Hamas “exploits civilian resources to strengthen itself militarily at the expense of caring for the civilian population,” the civil administration said, without explaining how portable toilets could meet military needs.

UNICEF officials said they have had to resort to building toilets with wood, concrete and plastic sheeting – materials already available in Gaza – often at high cost. The agency plans to build 500 such toilets in Rafah to help reduce congestion.

“At the moment, anything that is considered construction material (mainly metal, but also sandwich panels, nails and rebar) is prohibited,” Kamara said. “We’re getting by.”

UNICEF had planned to build another 500 toilets in the southern Gaza town of Khan Younis, but had to abandon those efforts when Israel’s ground offensive recently advanced into the area.

“They literally put up any kind of privacy screen (plastic in the back of the tent) and just dig and bury when they need to do their business,” Kamara said. “We’re back to basic sanitation of digging a hole and covering it.”

In a video posted on Instagram last month, Bisan Owda, a journalist and documentary filmmaker from Gaza, recounted the daily struggle to find a latrine. As she passed tents on the street, carrying a large jug of water, she recounted her challenges.

“This is my daily routine,” he said, “walking for almost 20 to 25 minutes to reach the bathroom; actually struggling to get to the bathroom.”

Other women have lamented the desperate lack of sanitary pads in the territory, with at least one telling the New York Times that she had started taking birth control pills to stop her period altogether.

Sana Kabariti, 33, a pharmacist from the northern Gaza City, said she fled with her family to the central Gaza city of Nuseirat as Israeli bombs fell on her neighborhood in the early days of the war. She and about 40 members of her extended family, including 10 children, were locked in a small room and shared a bathroom, she said. But there was no water or toilet paper.

So, despite the dangers, they returned to their homes.

“As for the bathroom, there was no water,” he said. “And this is what led the families who were with us to return to Gaza City, and into danger, because they couldn’t bear the lack of water and toilet paper.”

Eventually, the bombing in Gaza City became so intense that she and her family had to flee again. They headed south, first to the city of Deir al Balah and finally to Rafah.

They are in a better situation than many in Rafah because they take refuge in a room in a house shared by many. But the bathroom is small and they have to walk every day to get water to wash and try to keep the bathroom clean. Showering is a luxury they can rarely afford.

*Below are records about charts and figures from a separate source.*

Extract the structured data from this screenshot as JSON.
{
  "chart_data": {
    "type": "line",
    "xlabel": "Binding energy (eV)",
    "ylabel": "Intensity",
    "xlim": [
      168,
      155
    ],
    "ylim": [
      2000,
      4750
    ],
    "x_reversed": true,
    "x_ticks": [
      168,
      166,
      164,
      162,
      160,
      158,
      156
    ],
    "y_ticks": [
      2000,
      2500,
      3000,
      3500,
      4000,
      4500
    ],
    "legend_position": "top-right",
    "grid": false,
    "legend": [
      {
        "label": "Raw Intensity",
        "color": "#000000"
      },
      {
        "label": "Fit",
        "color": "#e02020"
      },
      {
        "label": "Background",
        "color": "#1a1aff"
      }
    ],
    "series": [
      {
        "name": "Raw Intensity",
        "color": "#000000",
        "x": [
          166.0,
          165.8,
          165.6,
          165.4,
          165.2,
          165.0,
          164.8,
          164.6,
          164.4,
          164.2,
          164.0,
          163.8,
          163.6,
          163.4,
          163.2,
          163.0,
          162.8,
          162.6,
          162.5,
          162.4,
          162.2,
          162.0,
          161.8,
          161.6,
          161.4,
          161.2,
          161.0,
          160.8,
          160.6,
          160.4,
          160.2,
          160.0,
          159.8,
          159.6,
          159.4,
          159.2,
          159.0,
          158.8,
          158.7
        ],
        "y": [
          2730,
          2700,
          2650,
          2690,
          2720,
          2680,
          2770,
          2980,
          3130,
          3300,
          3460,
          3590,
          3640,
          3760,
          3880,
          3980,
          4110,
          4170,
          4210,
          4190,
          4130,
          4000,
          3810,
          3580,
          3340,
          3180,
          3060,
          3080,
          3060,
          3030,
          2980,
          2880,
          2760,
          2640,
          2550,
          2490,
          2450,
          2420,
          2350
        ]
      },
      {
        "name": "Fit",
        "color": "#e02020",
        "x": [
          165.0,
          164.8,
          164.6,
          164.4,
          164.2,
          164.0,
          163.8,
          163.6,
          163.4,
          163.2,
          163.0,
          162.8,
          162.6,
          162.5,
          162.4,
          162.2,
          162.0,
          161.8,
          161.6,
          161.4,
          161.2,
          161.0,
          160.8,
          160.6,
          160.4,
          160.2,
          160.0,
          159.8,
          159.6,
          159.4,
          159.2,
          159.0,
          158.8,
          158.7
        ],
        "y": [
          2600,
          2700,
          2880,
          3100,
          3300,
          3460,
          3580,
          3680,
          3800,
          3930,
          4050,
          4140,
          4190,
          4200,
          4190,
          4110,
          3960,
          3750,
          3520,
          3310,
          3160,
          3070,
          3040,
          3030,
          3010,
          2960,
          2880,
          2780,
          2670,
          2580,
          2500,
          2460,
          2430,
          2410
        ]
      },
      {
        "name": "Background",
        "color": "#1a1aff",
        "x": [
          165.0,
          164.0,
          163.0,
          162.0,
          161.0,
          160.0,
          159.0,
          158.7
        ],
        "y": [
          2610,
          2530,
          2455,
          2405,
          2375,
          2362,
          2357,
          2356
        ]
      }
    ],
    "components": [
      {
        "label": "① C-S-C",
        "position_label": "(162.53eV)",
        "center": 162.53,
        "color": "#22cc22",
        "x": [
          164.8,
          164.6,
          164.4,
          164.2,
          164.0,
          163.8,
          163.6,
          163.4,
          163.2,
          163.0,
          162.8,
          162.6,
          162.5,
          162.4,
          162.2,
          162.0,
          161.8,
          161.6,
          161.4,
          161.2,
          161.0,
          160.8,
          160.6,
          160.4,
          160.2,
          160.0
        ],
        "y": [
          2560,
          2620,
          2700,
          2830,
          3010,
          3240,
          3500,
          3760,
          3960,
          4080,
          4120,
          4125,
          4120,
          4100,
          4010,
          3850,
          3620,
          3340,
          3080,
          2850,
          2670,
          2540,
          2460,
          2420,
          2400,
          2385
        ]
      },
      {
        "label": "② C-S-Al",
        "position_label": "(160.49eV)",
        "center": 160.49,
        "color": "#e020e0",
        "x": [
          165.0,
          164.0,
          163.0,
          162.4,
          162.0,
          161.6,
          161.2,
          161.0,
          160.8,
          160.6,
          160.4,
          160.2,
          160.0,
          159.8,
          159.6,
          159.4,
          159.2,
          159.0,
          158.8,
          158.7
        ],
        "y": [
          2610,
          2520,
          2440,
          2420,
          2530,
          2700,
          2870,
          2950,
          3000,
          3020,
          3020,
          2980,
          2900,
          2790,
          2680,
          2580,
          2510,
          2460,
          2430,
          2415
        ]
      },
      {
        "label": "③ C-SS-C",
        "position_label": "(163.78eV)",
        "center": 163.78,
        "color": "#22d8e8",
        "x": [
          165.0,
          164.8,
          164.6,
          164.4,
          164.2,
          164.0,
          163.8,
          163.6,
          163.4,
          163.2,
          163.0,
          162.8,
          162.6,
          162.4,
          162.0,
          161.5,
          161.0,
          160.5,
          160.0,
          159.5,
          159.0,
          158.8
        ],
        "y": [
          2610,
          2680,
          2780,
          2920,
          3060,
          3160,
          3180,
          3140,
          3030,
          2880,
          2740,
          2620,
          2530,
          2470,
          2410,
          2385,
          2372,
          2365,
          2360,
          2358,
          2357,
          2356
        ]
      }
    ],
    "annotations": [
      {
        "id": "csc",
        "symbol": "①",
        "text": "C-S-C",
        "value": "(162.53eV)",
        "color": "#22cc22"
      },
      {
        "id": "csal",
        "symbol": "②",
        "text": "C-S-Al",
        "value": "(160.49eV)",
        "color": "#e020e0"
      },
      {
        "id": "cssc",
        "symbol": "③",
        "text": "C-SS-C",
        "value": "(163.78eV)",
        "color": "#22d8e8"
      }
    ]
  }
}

They don’t use toilet paper. Even if they can find it in the markets, the price is exorbitant: Israel’s siege has raised the cost of the few goods still available in Gaza.

Instead, the family cuts pieces of cloth to use, Kabariti said.

“There are many people who are not willing to go to the bathroom more than once a day,” he said.

In her neighborhood, she said she met an older woman who refused to use the bathroom at the center where she was taking refuge because it was very dirty and unhygienic. Instead, the neighbors allowed him to use the bathroom.

But since he does not want to impose himself, he uses it only once a day, just after dawn, when he has said his morning prayers. Then he puts it away until the next morning.

“I don’t know how long a person’s body can continue like this after almost four months,” Ms. Kabariti said.

Abu Bakr Bashir contributed reports.